Я не понимаю, что делать, и не знаю, о чем говорить, учитывая, что он заявил Тристану, что собирается выдвинуть против Хардина обвинения. Надеюсь, что Зед сказал это только для того, чтобы произвести впечатление и сохранить репутацию. Хардин – в беде, у него реальные проблемы. Я должна ответить на сообщение, но не думаю, что встречаться с Зедом наедине – хорошая мысль. Боюсь, что Хардин из-за меня может снова попасть в беду, а у него и без этого много проблем.
– Ты меня слушаешь? – толкает меня Хардин, и я смотрю на него, не размыкая обьятий.
– Нет, извини.
– О чем ты думаешь?
– Обо всем. О завтрашнем дне, обвинениях, отчислении, Англии, Сиэтле, отце… – вздыхаю я. – Обо всем.
– Ты будешь со мной? Когда будут решать, исключить ли меня?
– Если ты захочешь, чтобы я была там, – говорю я.
– Я хочу.
– Тогда я буду там. – Я должна сменить тему, поэтому продолжаю: – До сих пор не могу поверить, что у тебя новая татуировка. Покажи ее еще раз.
Он плавно откатывается от меня и переворачивается на живот.
– Подними мою футболку.
Я задираю его черную футболку, не останавливаюсь, пока не обнажается вся спина и не появляется белая повязка, закрывающая недавно набитые слова.
– На повязке немного крови, – замечаю я.
– Это нормально, – отвечает Хардин; похоже, что ему смешно от моего беспокойства.
Я очерчиваю пальцем покраснение вокруг букв. Новая тату сразу стала моей любимой. Эти слова так много значат для меня – и для него, по-видимому, тоже. Чтобы не омрачать жизнь еще больше, решаю не говорить о переезде в Сиэтл. Скажу ему завтра, как только мы узнаем об исключении. Я обещаю себе сто раз, что скажу: чем дольше я жду, тем сильнее он разозлится.
– Это достаточное обязательство моей любви для тебя, Тесси?
Я хмуро смотрю на него.
– Не называй меня так.
– Ненавижу это прозвище, – говорит он; лежа на животе, он поворачивает голову так, чтобы посмотреть на меня.

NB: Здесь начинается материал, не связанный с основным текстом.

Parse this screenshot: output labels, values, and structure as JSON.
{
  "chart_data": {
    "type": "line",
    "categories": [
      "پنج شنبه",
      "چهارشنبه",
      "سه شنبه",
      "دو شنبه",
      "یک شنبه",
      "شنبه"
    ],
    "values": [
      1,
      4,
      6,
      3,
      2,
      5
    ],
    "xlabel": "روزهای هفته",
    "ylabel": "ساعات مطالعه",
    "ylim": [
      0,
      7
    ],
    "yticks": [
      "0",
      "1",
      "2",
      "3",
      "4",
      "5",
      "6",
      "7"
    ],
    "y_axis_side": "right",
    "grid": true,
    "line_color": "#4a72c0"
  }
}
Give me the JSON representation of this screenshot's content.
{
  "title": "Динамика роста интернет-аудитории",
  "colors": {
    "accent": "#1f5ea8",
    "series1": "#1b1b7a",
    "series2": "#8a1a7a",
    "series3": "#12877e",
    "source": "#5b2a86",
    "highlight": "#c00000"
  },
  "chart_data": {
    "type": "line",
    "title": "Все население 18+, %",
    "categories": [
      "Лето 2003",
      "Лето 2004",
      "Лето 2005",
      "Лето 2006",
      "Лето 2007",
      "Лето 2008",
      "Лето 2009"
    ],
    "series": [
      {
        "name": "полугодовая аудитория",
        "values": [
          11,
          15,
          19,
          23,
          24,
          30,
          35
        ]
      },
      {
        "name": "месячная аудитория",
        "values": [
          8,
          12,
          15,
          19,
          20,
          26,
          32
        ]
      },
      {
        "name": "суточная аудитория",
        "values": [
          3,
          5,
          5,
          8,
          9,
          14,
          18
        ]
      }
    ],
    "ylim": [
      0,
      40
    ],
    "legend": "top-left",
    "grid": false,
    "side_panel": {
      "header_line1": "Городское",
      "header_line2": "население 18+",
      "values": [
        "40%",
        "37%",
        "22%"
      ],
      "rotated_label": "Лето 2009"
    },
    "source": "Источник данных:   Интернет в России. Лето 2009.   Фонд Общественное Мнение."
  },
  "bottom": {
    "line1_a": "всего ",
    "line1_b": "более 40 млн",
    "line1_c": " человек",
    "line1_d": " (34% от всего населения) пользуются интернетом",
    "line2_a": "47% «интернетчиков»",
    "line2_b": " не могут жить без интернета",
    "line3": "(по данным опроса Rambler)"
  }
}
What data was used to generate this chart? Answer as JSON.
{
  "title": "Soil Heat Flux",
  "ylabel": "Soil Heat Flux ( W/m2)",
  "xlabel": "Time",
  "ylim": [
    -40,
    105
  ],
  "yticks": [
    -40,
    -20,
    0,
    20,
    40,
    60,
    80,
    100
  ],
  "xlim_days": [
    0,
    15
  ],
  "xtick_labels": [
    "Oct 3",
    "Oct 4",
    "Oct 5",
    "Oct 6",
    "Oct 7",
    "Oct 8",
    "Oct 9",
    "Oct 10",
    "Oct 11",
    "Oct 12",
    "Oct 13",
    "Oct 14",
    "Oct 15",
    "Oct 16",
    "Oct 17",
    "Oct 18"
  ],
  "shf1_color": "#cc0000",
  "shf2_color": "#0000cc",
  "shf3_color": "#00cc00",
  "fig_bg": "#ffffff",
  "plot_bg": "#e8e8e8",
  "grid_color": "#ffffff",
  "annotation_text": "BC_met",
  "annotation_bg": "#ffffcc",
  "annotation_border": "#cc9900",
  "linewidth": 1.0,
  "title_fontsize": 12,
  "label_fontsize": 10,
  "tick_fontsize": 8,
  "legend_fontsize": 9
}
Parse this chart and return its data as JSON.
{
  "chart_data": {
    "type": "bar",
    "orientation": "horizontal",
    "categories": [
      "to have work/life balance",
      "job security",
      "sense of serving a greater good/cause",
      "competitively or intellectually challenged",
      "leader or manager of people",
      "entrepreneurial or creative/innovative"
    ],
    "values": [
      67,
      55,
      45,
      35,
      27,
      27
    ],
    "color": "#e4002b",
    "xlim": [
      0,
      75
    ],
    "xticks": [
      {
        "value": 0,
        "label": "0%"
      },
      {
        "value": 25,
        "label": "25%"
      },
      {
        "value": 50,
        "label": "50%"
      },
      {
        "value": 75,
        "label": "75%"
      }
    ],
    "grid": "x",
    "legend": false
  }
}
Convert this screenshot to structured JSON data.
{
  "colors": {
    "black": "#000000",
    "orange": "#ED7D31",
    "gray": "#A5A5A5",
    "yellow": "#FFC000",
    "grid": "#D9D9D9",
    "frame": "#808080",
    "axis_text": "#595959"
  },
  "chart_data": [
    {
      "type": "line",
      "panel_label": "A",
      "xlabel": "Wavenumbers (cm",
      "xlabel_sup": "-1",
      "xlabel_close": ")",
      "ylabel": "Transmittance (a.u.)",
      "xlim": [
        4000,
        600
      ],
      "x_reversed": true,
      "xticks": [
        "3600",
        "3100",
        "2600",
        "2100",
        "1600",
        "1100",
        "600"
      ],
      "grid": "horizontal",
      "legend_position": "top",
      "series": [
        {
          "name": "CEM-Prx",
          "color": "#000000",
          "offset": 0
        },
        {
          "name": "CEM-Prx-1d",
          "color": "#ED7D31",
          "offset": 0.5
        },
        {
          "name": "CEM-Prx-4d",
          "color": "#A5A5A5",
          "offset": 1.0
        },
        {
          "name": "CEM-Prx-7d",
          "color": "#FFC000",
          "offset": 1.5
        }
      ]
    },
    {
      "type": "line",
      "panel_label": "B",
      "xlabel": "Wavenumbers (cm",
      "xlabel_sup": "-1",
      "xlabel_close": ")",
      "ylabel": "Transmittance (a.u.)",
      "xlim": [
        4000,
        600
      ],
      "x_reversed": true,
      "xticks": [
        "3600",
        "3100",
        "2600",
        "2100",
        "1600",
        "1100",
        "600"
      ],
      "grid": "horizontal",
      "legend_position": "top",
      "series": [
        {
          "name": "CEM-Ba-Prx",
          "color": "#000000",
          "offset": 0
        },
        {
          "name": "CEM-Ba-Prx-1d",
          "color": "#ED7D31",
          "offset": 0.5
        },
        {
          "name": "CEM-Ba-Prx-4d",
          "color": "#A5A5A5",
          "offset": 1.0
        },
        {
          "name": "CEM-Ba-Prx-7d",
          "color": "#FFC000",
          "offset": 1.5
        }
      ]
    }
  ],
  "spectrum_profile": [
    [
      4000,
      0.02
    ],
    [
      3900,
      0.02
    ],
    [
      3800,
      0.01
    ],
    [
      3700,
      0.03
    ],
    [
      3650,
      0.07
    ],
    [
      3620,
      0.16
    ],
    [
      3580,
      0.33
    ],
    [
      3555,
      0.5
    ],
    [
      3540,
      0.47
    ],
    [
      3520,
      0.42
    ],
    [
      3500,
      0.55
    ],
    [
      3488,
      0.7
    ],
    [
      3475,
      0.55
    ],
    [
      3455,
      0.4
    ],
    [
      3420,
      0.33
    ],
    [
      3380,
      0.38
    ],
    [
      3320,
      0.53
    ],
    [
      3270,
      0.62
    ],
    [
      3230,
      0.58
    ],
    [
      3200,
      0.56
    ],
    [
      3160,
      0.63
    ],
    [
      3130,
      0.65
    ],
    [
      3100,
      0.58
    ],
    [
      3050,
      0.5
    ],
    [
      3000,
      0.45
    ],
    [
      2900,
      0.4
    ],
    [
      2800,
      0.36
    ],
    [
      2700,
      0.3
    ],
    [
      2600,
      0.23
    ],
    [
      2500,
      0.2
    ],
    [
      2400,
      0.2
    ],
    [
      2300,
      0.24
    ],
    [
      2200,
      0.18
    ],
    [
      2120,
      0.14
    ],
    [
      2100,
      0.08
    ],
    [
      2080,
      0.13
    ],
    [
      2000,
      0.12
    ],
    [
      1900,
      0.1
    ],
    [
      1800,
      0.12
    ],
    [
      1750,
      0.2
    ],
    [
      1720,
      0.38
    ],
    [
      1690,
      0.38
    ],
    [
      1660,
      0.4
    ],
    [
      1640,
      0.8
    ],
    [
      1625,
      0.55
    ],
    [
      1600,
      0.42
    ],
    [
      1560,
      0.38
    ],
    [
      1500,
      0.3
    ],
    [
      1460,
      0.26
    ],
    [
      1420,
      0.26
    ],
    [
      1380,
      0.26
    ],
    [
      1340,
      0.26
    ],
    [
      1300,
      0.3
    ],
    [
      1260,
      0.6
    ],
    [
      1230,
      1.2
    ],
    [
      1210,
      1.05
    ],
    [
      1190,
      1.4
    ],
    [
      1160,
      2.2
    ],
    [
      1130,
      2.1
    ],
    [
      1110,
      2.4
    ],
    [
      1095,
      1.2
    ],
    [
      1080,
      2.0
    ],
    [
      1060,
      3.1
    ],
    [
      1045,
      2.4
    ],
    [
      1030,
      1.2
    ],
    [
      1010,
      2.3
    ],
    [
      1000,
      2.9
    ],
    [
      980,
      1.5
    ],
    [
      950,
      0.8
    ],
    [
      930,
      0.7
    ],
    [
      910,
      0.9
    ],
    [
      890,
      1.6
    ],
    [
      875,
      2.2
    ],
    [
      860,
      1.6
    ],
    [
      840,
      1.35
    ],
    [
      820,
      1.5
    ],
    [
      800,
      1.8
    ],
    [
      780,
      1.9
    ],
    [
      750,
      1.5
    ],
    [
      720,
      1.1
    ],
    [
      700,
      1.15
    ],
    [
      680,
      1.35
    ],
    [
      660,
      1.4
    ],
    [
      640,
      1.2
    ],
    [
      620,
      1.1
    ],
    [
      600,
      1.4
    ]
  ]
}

– Я тоже, но я хочу сказать не об этом. Во всяком случае, татуировки мне достаточно.
– Ты уверена? Потому что я могу вернуться в тату-салон и набить твой портрет внизу, – смеется он.
– Ой, нет, пожалуйста, не надо! – Я мотаю головой, и он гогочет еще громче.
– Ты уверена, что этого будет достаточно? – Он садится и опускает футболку. – Значит, обойдемся без свадьбы, – добавляет он.
– Что ты имеешь в виду? Ты сделал татуировку в качестве альтернативы браку?
Даже и не понимаю, как на это реагировать.
– Нет, не совсем. Я сделал ее, потому что хотел… и потому что у меня ее еще не было.
– Замысловато.
– И для тебя тоже, потому что хотел тебе ее показать. – Он берет меня за руку. – Это то, что между нами существует, то, что я не хочу потерять. Я утратил многое из того, что было между нами, да и сейчас не полностью вернул, но я считаю, что это то, чего я хочу достичь.
Его ладони такие теплые, в них так приятно моей руке!
– Итак, я снова воспользовался фразой гораздо более романтичного человека, чем я сам, чтобы достигнуть цели. – Хардин широко улыбается, но я вижу в его глазах страх.
– Думаю, от того, как ты используешь его слова, Дарси пришел бы в ужас, – дразню я.
– Наверное, он дал бы мне пять, – хвастается он.
Я непроизвольно смеюсь, но смех выходит сухой, как кашель.
– Дал бы пять? Фитцуильям Дарси никогда таких слов-то не знал.
– Думаешь, он был выше этого? Нет уж, мы бы с ним посидели, выпили пивка. И поболтали бы о том, как досаждают нам упрямые женщины.